19. The refrigeration device as claimed in claim 12, wherein the heat-emitting section of the refrigerant line is in heat-conducting contact with the trim strip using a holder pre-fixed to the trim strip.

20. The refrigeration device as claimed in claim 19, wherein the holder has a first retainer for pre-fixing the holder to a back of the trim strip and a second retainer for fastening the heat-emitting section of the refrigerant line to the pre-fixed holder.

21. The refrigeration device as claimed in claim 20, wherein the first retainer is a form-fitting snap-in element structured for form-fit locking to a bent sheet metal section of the trim strip.

22. The refrigeration device as claimed in claim 20, wherein the second retainer for fastening the heat-emitting section of the refrigerant line is implemented as one or more locking clips gripping the heat-emitting section of the refrigerant line in a pincer-like manner.

23. The refrigeration device as claimed in claim 22, wherein each of the one or more locking clips has two opposite latching tongues each having a clamping surface for opposite sides of the heat-emitting section of the refrigerant line and a thrust bevel for widening the latching tongues during pressing of the heat-emitting section of the refrigerant line into a corresponding locking clip.

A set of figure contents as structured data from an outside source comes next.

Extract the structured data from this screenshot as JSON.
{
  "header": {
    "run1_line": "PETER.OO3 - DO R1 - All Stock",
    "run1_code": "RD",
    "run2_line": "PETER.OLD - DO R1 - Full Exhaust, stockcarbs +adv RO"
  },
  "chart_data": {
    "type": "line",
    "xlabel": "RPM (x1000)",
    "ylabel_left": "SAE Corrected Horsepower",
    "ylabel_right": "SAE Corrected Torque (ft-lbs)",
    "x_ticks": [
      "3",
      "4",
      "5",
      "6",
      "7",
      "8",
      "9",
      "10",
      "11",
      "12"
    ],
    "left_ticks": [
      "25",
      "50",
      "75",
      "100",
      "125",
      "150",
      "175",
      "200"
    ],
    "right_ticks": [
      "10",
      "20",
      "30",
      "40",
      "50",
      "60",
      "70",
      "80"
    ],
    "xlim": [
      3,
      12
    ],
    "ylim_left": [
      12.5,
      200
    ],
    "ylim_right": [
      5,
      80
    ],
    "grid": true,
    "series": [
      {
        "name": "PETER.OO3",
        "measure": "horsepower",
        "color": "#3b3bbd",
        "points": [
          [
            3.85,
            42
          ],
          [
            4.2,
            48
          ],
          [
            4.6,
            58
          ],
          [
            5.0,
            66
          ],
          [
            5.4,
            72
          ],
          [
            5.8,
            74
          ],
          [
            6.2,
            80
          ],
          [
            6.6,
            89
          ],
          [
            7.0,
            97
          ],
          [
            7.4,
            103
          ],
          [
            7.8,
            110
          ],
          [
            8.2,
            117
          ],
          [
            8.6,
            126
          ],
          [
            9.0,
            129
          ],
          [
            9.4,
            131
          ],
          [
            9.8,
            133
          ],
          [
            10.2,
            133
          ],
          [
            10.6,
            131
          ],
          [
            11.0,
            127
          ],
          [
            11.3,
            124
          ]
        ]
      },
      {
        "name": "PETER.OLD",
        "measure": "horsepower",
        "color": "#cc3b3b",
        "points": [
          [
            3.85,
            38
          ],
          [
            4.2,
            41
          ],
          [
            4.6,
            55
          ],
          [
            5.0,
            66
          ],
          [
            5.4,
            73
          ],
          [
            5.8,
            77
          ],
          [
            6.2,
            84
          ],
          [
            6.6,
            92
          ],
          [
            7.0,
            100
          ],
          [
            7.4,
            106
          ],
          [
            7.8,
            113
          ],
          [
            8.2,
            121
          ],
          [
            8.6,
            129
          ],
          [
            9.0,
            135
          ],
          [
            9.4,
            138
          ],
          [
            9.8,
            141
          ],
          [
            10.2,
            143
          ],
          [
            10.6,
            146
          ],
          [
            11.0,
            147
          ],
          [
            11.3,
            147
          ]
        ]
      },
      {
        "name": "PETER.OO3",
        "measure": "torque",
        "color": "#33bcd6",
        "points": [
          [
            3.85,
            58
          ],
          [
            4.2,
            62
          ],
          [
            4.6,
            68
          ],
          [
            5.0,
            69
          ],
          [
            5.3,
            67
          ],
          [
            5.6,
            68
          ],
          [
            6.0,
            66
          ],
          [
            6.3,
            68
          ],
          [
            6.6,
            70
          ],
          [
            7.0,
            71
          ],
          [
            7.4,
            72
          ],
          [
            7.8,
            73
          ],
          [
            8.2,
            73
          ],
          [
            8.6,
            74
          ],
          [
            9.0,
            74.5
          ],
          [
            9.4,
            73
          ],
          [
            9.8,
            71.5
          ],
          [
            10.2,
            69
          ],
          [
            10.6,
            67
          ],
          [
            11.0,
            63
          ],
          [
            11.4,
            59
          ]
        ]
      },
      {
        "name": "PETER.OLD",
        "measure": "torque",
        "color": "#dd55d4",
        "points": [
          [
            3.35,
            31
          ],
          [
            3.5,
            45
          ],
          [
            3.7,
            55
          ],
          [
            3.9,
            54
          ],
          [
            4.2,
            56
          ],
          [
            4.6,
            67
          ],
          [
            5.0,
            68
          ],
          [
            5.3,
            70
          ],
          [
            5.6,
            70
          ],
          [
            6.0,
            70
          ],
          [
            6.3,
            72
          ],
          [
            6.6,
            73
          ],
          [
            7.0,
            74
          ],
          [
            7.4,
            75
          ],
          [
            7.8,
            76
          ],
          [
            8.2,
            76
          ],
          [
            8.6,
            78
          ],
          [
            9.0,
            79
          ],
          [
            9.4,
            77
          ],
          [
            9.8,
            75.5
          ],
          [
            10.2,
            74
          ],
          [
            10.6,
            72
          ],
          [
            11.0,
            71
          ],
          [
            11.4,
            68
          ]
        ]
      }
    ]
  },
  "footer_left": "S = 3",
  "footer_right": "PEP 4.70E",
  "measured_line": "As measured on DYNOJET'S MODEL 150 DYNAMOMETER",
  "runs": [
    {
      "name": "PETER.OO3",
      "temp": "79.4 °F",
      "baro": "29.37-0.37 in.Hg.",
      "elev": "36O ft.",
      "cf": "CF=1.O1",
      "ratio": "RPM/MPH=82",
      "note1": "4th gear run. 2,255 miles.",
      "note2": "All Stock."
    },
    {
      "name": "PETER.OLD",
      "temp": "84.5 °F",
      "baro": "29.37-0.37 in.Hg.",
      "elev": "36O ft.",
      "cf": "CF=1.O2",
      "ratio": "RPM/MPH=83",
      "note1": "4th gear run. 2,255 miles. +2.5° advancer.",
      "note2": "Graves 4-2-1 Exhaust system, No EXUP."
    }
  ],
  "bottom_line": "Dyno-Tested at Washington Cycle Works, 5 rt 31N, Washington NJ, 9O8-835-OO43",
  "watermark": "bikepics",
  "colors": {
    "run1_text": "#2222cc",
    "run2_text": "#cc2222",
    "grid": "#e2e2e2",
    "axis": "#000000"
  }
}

24. A method for optimizing heat transfer from a refrigerant line to a trim strip for a door seal of a refrigeration device, the method comprising:

transferring heat energy from a refrigerated chamber of the refrigeration device into a refrigerant circulation system of the refrigeration device via a refrigerant line, wherein the heat energy is transferred at a heat-emitting section of the refrigerant line in heat-conducting contact with the trim strip of the refrigeration device running below the refrigerated chamber.

25. The method as claimed in claim 24, further comprising transferring heat energy solely at where the heat-emitting section of the refrigerant line is in heat-conducting contact with the trim strip running below the refrigerated chamber.

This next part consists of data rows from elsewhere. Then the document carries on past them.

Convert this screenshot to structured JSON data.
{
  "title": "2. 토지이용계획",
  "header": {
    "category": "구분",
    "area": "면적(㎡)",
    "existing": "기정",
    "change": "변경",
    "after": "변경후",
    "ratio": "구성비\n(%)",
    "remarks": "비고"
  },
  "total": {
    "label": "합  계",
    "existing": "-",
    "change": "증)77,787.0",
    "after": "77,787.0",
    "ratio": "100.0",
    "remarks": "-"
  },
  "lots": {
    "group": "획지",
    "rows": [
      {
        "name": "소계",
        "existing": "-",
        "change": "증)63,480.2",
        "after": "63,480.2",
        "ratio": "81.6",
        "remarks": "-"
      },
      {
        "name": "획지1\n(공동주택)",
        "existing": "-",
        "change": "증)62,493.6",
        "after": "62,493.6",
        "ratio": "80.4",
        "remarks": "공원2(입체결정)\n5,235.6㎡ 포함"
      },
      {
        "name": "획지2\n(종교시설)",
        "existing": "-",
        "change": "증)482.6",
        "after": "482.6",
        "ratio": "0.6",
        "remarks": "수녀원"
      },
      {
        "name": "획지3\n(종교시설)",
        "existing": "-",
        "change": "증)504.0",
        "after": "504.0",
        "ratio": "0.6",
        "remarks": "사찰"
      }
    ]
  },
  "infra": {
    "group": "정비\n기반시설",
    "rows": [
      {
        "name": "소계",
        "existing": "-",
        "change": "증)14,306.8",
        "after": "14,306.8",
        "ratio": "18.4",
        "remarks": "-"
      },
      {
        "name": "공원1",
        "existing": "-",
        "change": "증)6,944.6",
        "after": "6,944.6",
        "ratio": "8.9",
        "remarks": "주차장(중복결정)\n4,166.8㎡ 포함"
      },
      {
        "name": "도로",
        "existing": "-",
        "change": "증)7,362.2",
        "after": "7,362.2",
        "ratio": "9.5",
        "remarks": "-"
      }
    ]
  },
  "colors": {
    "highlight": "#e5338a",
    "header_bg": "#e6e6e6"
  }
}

26. The method as claimed in claim 24, further comprising transferring heat energy solely at where the heat-emitting section of the refrigerant line is in heat-conducting contact with a portion of the trim strip running below the refrigerated chamber.

27. The method as claimed in claim 24, further comprising transferring heat energy solely at where the heat-emitting section of the refrigerant line is in heat-conducting contact with the trim strip in a central region of the trip strip running below the refrigerated chamber.